TCAT - Type Commander's Amphibious Training
The Type Commander's Amphibious Training [TCAT] was originally designed more as a training tool for the Marine units in preparation for their upcoming training cycle. This exercise gives all units involved the opportunity to train as a working force during a relatively simple military exercise. TCAT symbolizes the beginning of the ARG's training cycle.
The Marines of the amphibian battalion consist of forces not considered a Marine Expeditionary Unit, or MEU. Instead, they are forces comprised of different units that will, with time, deploy with an ARG. Even though the ships aren't working with the Marines they would deploy with, the opportunity to work with Marines is always beneficial for amphibious ships. It is an opportunity for the three ships that will deploy together, to work together very early in the training cycle.
The week-long training permits the Amphibious Ready Group, or ARG, the opportunity to work together as a cohesive unit to fine tune their basic ship-handling skills, well-deck and flight-deck operations, and other integral shipboard activities and drills. In addition, TCAT allows the sailors aboard these ships the opportunity to work closely with their Marine counterparts.
In June 1999 the USS Wasp (LHD 1) Amphibious Ready Group (ARG) completed Type Commander's Amphibious Training (TCAT) off the coast of North Carolina. Participating units in this comprehensive amphibious training exercise included USS Trenton (LPD 14), USS Oak Hill (LSD 50) and Assault Craft Units TWO and FOUR. Using three Landing Craft, Air Cushioned (LCAC) vessels, and CH-46 and CH-53 helicopters, Wasp moved more than 800 Special Marine Task Force personnel to the shore for a mock beach assault. LCACs provide over-the-horizon, high speed ship-to-shore and over-the-beach amphibious support capabilities. LCACs enable Wasp to support combat forces ashore at increased standoff distances across the beach to hard landing points beyond the waterline.
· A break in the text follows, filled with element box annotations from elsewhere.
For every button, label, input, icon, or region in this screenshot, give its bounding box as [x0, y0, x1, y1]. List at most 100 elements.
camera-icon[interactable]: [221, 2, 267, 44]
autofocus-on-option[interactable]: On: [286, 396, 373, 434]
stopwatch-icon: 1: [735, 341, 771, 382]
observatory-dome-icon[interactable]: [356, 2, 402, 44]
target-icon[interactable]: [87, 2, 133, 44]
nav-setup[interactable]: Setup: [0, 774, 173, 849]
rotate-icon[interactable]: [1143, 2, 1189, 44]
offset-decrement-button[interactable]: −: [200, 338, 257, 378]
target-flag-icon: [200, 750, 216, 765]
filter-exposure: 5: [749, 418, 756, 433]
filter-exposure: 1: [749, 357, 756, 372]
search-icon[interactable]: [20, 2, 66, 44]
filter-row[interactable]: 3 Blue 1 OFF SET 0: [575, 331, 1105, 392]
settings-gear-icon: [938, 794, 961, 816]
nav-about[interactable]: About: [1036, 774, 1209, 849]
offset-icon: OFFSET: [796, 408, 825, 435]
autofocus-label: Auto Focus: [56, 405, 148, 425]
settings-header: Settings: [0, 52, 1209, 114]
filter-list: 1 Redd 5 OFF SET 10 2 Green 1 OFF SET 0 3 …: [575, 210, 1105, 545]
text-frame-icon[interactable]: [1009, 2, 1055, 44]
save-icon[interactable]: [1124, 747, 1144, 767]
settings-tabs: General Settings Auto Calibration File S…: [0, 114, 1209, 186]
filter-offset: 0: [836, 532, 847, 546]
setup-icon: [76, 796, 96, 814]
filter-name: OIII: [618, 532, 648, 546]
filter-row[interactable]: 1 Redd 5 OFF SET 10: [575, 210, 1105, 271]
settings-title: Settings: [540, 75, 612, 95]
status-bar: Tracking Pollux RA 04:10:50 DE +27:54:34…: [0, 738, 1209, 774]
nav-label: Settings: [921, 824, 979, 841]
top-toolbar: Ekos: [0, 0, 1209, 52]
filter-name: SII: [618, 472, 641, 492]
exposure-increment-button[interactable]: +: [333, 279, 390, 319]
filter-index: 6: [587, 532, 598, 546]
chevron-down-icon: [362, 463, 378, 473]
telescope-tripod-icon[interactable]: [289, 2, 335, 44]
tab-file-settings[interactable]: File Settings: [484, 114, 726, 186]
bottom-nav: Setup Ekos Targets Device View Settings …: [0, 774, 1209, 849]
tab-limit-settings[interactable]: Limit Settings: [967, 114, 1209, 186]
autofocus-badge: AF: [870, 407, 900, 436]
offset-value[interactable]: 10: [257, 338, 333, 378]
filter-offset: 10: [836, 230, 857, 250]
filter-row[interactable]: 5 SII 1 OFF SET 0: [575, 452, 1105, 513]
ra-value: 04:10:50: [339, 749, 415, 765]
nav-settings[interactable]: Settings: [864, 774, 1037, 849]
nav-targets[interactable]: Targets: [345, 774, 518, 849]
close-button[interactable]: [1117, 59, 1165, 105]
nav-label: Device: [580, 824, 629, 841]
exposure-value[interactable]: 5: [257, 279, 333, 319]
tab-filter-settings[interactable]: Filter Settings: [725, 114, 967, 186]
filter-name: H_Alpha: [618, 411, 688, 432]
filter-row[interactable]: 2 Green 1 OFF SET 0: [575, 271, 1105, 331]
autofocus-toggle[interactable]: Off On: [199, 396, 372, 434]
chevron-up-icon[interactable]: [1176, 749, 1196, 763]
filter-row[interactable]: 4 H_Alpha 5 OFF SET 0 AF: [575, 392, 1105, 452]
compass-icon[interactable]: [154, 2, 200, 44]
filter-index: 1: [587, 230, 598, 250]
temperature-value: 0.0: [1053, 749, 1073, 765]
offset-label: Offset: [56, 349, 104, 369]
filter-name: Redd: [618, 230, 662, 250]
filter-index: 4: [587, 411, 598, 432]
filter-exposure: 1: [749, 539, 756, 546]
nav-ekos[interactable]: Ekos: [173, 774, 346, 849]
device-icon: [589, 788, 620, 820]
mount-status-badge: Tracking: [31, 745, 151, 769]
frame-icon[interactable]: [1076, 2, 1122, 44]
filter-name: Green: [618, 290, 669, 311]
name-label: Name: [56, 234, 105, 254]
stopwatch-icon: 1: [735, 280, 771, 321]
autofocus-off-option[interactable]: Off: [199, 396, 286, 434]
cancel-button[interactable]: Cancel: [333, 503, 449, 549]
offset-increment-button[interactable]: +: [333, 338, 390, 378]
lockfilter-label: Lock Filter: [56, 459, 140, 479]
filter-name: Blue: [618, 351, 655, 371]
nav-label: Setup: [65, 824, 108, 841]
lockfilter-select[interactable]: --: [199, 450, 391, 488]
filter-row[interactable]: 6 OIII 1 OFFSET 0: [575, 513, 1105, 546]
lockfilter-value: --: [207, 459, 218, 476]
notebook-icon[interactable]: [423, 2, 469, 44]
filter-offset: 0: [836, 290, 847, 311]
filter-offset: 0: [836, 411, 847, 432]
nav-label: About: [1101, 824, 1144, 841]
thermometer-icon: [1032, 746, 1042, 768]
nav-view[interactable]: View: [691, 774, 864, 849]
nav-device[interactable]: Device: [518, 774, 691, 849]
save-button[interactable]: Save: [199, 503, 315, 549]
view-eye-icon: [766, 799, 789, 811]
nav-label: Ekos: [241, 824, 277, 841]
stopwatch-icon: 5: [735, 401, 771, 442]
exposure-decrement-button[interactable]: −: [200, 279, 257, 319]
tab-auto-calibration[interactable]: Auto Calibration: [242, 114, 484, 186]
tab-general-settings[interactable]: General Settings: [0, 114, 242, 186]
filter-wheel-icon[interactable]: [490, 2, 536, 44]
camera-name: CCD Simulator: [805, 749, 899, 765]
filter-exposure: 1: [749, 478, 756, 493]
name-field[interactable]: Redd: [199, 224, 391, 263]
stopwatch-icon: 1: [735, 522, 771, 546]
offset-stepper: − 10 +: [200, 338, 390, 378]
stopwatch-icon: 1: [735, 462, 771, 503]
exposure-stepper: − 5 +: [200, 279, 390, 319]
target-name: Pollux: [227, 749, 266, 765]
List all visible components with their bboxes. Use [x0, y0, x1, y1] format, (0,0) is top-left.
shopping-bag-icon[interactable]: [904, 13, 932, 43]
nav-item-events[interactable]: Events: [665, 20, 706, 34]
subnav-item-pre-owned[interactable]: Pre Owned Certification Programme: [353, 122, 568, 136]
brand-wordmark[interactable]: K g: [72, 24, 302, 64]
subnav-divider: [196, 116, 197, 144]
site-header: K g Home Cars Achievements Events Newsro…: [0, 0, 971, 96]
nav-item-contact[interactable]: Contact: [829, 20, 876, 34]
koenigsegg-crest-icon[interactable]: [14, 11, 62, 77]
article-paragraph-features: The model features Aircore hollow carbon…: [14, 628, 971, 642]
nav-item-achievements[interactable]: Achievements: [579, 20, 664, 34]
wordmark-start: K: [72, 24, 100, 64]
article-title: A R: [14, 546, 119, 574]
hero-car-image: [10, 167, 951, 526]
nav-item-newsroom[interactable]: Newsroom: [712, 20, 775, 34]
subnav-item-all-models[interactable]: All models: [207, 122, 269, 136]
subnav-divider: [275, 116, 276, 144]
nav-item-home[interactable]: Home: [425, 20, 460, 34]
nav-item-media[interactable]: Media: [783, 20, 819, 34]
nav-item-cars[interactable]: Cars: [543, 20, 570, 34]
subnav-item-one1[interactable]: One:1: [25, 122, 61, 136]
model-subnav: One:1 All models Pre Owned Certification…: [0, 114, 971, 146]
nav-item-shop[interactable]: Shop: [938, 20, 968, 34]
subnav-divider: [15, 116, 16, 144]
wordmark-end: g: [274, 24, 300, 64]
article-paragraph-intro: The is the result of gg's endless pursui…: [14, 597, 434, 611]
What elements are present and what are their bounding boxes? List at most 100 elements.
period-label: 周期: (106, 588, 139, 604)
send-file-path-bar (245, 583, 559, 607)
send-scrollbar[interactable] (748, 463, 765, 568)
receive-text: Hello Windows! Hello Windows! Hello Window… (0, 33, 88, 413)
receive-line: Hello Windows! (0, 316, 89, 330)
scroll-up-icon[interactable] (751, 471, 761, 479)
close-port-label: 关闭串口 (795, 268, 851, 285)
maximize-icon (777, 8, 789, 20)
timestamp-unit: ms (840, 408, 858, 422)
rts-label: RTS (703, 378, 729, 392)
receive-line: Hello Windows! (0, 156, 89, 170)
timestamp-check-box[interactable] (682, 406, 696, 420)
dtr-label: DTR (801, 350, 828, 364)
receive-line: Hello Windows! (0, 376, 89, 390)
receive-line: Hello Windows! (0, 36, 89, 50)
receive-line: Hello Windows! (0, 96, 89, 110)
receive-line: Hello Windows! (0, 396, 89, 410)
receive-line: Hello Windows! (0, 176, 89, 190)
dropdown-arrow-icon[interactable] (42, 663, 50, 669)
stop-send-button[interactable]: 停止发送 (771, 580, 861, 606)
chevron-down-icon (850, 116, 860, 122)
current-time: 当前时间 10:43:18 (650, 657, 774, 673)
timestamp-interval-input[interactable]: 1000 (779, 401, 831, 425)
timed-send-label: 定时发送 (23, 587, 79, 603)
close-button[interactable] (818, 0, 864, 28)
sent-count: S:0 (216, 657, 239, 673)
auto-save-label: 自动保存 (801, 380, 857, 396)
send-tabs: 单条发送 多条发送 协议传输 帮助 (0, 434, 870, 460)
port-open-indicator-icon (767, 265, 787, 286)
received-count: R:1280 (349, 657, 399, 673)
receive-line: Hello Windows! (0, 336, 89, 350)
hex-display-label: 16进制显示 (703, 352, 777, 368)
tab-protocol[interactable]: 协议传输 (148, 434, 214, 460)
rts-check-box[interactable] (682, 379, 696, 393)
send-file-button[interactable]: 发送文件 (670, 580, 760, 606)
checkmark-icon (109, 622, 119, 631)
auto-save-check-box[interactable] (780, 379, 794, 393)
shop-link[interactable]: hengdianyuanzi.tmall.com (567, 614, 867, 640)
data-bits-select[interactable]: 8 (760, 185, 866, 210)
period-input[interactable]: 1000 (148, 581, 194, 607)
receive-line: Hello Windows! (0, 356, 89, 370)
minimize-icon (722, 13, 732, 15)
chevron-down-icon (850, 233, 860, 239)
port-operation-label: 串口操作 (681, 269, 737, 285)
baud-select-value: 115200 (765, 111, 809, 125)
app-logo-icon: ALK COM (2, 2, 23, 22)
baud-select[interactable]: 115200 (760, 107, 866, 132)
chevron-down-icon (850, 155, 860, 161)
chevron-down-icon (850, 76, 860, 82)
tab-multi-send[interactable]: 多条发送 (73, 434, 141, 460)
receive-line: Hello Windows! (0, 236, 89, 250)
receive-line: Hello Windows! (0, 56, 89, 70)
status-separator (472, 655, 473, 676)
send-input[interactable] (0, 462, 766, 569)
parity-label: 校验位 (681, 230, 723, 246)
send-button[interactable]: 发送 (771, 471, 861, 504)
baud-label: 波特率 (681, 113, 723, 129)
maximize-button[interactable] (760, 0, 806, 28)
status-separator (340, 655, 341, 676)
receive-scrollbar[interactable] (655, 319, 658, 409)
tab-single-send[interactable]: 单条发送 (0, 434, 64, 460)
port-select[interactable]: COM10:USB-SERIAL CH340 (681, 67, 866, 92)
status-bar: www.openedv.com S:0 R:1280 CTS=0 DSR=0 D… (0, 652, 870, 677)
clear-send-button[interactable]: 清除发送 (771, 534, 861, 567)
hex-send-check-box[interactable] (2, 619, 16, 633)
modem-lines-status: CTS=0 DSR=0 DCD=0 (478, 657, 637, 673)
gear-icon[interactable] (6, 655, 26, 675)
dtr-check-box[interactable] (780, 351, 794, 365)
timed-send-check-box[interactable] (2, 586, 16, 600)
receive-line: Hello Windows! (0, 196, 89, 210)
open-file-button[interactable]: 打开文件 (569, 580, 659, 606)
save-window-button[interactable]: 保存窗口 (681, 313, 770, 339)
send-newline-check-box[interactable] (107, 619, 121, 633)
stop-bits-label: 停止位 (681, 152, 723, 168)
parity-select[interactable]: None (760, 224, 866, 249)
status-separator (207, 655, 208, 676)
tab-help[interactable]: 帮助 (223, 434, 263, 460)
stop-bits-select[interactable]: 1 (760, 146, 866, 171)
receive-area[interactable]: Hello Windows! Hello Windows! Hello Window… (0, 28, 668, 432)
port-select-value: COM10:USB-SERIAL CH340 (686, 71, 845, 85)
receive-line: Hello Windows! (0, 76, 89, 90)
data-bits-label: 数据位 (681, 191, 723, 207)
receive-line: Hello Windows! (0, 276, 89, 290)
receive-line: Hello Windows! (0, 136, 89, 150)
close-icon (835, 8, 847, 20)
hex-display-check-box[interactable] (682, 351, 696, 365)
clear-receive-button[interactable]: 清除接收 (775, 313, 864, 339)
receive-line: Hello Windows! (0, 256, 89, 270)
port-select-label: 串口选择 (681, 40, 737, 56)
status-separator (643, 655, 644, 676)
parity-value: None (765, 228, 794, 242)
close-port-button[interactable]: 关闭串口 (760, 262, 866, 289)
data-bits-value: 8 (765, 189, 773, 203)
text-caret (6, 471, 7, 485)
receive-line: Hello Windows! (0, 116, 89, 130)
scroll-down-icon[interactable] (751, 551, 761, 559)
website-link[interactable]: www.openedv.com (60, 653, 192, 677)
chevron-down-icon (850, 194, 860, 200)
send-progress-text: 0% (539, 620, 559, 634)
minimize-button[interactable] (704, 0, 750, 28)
Just a few short miles off the coast of Onslow Bay, N.C., in the early morning mist of 08 February 2001, sat three U.S. Navy amphibious assault ships and a detachment of determined Marines mounting a waterborne invasion. These forces were participating forces in the exercise "TCAT 2-01." The TCAT exercise, or Type Commander's Amphibious Training, is culminated by this early-morning offensive. The assault is the product of a busy week of intense vehicle and aircraft training and a full-scale rehearsal the day prior. The amphibious ships participating in this exercise were the multi-purpose amphibious assault ship Bataan, amphibious transport dock Shreveport and the dock landing ship Whidbey Island. Supporting elements included Tactical Air Control Squadron 21 Det 2, Commander Naval Beach Unit 2 Det Bravo, Assault Craft Units 2 and 4 Det Bravo, Beach Master Unit 2 Det Bravo, Fleet Surgical Team 4 and Helicopter Support Squadron 6 Detachment 1.
Upon arrival to their specified launch areas, the amphibious ships spring to life, ballasting down and commencing the steady flow of vehicles from their well decks and aircraft from their flight decks. The synchronized assault consists of coordinated waves of 41 amphibious assault vehicles loaded with Marines and an assault wave of six Marine troop-carrying CH-46s. On call for the assault were three landing craft air cushions, or LCACs, loaded with an array of Marine vehicles and weaponry including light-armored vehicles, M1A1 tanks, and a contingent of Marine infantrymen. Upon completion of the exercise, the three amphibious ships steamed back to their home ports of Norfolk and Little Creek and the Marine contingent will return to Camp Lejeune, NC.